Thalassemia syndromes are quantitative, not qualitative, abnormalities of haemoglobin. α-thalassemia has decreased α-globin chains with relative excess β chains, while β-thalassemia has decreased β-globin chains with relative excess α chains. It is hypothesized that the thalassemia genes have been selectively preserved in the human genome because the thalassemias provide a protective advantage to carriers exposed to diseases such as malaria.

α-thalassemia.There are a total of 4 α- globin chain genes, 2 from each parent.α-thalassemia is due to gene deletions in the α-globin chain genes, and the clinical manifestations depend upon the number of genes that are affected. α chains are normally expressed prenatally and postnatally; therefore, there is a prenatal and postnatal disease. In normal individuals, 4 α genes (αα/αα) are present and 100% of the α chains are normal.

  • In the silent carrier state, one deletion is present, and the total number of genes available is 3 (– α/αα), which produce 75% of the needed αchains. Individuals with the silent carrier state are completely asymptomatic and all lab tests are normal.
  •  In the α-thalassemia trait, 2 deletions are present, and the total number of available αgenes is 2, which produce 50% of the needed α chains. The genotype cis (– –/αα) is seen in Asians, while the genotype trans (–α/–α) is seen in African Americans (offspring don’t develop haemoglobin H disease or hydrops fetalis).
  •  Haemoglobin H disease is characterized by 3 deletions, with the number ofαgenes being 1 (– –/– α), which produces 25% of the normal αchains. There is increased Hb H (β4,) which forms Heinz bodies that can be seen with crystal blue stain.
  •  Hydrops fetalis has 4 deletions and is lethal in utero, because the number of genes is 0 (– –/– –), producing 0% αchains.

 β-thalassemia.There are a total of 2 β-globin chain genes. In contrast to the α-globin chain genes, the 2 β-globin chain genes are expressed postnatally only, and therefore there is only postnatal disease and not a prenatal disease. The damage to the genes is mainly by point mutations, which form either some β chains (β+) or none (β0).

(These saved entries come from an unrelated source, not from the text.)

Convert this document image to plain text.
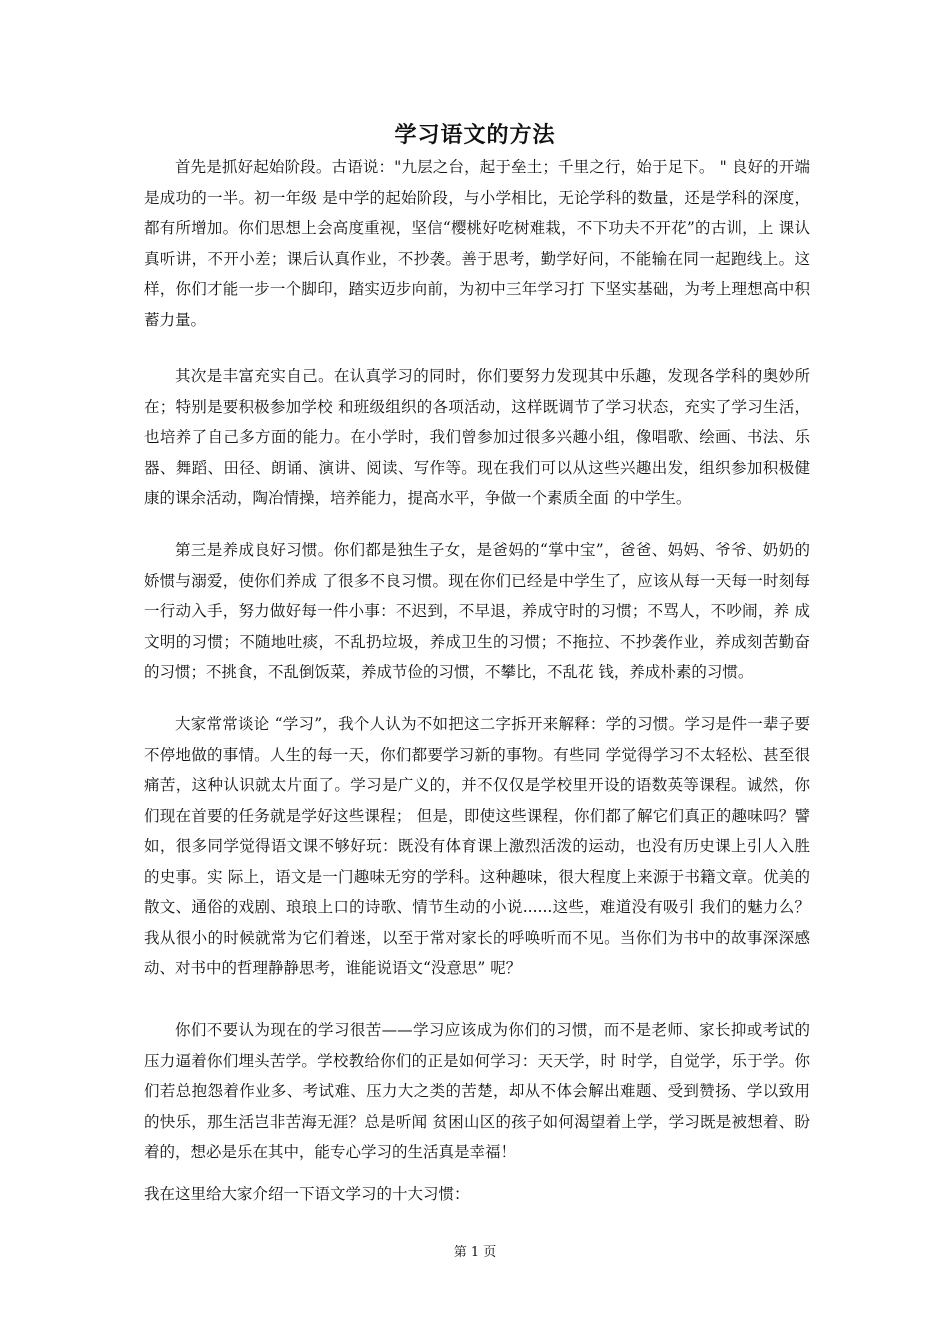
学习语文的方法

首先是抓好起始阶段。古语说："九层之台，起于垒土；千里之行，始于足下。 " 良好的开端是成功的一半。初一年级 是中学的起始阶段，与小学相比，无论学科的数量，还是学科的深度，都有所增加。你们思想上会高度重视，坚信“樱桃好吃树难栽，不下功夫不开花”的古训，上 课认真听讲，不开小差；课后认真作业，不抄袭。善于思考，勤学好问，不能输在同一起跑线上。这样，你们才能一步一个脚印，踏实迈步向前，为初中三年学习打 下坚实基础，为考上理想高中积蓄力量。

其次是丰富充实自己。在认真学习的同时，你们要努力发现其中乐趣，发现各学科的奥妙所在；特别是要积极参加学校 和班级组织的各项活动，这样既调节了学习状态，充实了学习生活，也培养了自己多方面的能力。在小学时，我们曾参加过很多兴趣小组，像唱歌、绘画、书法、乐 器、舞蹈、田径、朗诵、演讲、阅读、写作等。现在我们可以从这些兴趣出发，组织参加积极健康的课余活动，陶冶情操，培养能力，提高水平，争做一个素质全面 的中学生。

第三是养成良好习惯。你们都是独生子女，是爸妈的“掌中宝”，爸爸、妈妈、爷爷、奶奶的娇惯与溺爱，使你们养成 了很多不良习惯。现在你们已经是中学生了，应该从每一天每一时刻每一行动入手，努力做好每一件小事：不迟到，不早退，养成守时的习惯；不骂人，不吵闹，养 成文明的习惯；不随地吐痰，不乱扔垃圾，养成卫生的习惯；不拖拉、不抄袭作业，养成刻苦勤奋的习惯；不挑食，不乱倒饭菜，养成节俭的习惯，不攀比，不乱花 钱，养成朴素的习惯。

大家常常谈论 “学习”，我个人认为不如把这二字拆开来解释：学的习惯。学习是件一辈子要不停地做的事情。人生的每一天，你们都要学习新的事物。有些同 学觉得学习不太轻松、甚至很痛苦，这种认识就太片面了。学习是广义的，并不仅仅是学校里开设的语数英等课程。诚然，你们现在首要的任务就是学好这些课程； 但是，即使这些课程，你们都了解它们真正的趣味吗？譬如，很多同学觉得语文课不够好玩：既没有体育课上激烈活泼的运动，也没有历史课上引人入胜的史事。实 际上，语文是一门趣味无穷的学科。这种趣味，很大程度上来源于书籍文章。优美的散文、通俗的戏剧、琅琅上口的诗歌、情节生动的小说......这些，难道没有吸引 我们的魅力么？我从很小的时候就常为它们着迷，以至于常对家长的呼唤听而不见。当你们为书中的故事深深感动、对书中的哲理静静思考，谁能说语文“没意思” 呢？

你们不要认为现在的学习很苦——学习应该成为你们的习惯，而不是老师、家长抑或考试的压力逼着你们埋头苦学。学校教给你们的正是如何学习：天天学，时 时学，自觉学，乐于学。你们若总抱怨着作业多、考试难、压力大之类的苦楚，却从不体会解出难题、受到赞扬、学以致用的快乐，那生活岂非苦海无涯？总是听闻 贫困山区的孩子如何渴望着上学，学习既是被想着、盼着的，想必是乐在其中，能专心学习的生活真是幸福！

我在这里给大家介绍一下语文学习的十大习惯：

第 1 页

 β-thalassemia minor is seen when one of the theβ-globin chain genes has been damaged. The condition is asymptomatic and characterized in laboratory studies by increased haemoglobin A2 (8%) and increased haemoglobin F (5%).

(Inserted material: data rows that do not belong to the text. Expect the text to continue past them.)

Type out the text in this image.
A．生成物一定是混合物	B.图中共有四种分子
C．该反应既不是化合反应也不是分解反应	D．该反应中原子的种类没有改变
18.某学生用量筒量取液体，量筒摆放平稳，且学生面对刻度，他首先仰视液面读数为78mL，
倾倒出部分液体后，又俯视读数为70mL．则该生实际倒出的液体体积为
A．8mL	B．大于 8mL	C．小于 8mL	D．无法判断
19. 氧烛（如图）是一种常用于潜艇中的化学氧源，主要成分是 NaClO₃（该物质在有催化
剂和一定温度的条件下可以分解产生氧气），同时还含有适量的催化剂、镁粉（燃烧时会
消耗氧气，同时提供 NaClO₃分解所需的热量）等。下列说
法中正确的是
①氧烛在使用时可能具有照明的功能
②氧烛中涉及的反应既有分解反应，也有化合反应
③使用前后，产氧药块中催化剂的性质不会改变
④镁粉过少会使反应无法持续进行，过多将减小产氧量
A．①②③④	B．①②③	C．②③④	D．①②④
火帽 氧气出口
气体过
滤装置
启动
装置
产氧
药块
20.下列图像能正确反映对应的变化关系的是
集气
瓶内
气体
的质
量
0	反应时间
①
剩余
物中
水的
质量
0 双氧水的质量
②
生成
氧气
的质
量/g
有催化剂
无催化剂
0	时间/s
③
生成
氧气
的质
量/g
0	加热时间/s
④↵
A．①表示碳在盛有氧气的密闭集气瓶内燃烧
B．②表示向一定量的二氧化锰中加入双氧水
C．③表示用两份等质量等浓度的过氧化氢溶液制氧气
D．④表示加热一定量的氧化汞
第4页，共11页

  •  β-thalassemia intermedia causes varying degrees of anaemia, but no transfusions are needed.
  •  β-thalassemia major(Cooley anaemia). Patients are normal at birth, and symptoms develop at about 6 months as haemoglobin F levels decline. Severe hemolytic anaemia results from a decreased erythrocyte life span. This severe anaemia causes multiple problems:
  •  Intramedullary destruction results in “ineffective erythropoiesis.”
  •  Hemolysis causes jaundice and an increased risk of pigment (bilirubin) gallstones.
  •  Lifelong transfusions are required, which result in secondary hemo­ chromatolysis.
  •  Congestive heart failure (CHF) is the most common cause of death.

 Erythroid hyperplasia in the bone marrow causes “crewcut” skull x-ray and increased size of the maxilla (“chipmunk face”). The peripheral blood shows microcytic/hypo-chromic anaemia with numerous target cells and increased reticulocytes. Haemoglobin electrophoresis shows increased haemoglobin F (90%), normal or increased haemoglobin A2, and decreased haemoglobin A. Treatment is hematopoietic stem cell transplantation.

Sideroblastic anaemia is a disorder in which the body has adequate iron stores, but is unable to incorporate the iron into haemoglobin. It is associated with ring sideroblasts (accumulated iron in mitochondria of erythroblasts) in the bone marrow. Sideroblastic anaemia may be either pyridoxine (vitamin B6) responsive or pyridoxine unresponsive; the latter is a form of myelodysplastic syndrome (refractory anaemia with ring sideroblasts). The peripheral blood may show a dimorphic erythrocyte population. Laboratory studies show increased serum iron, ferritin, FEP, and % saturation of TIBC, with decreased TIBC.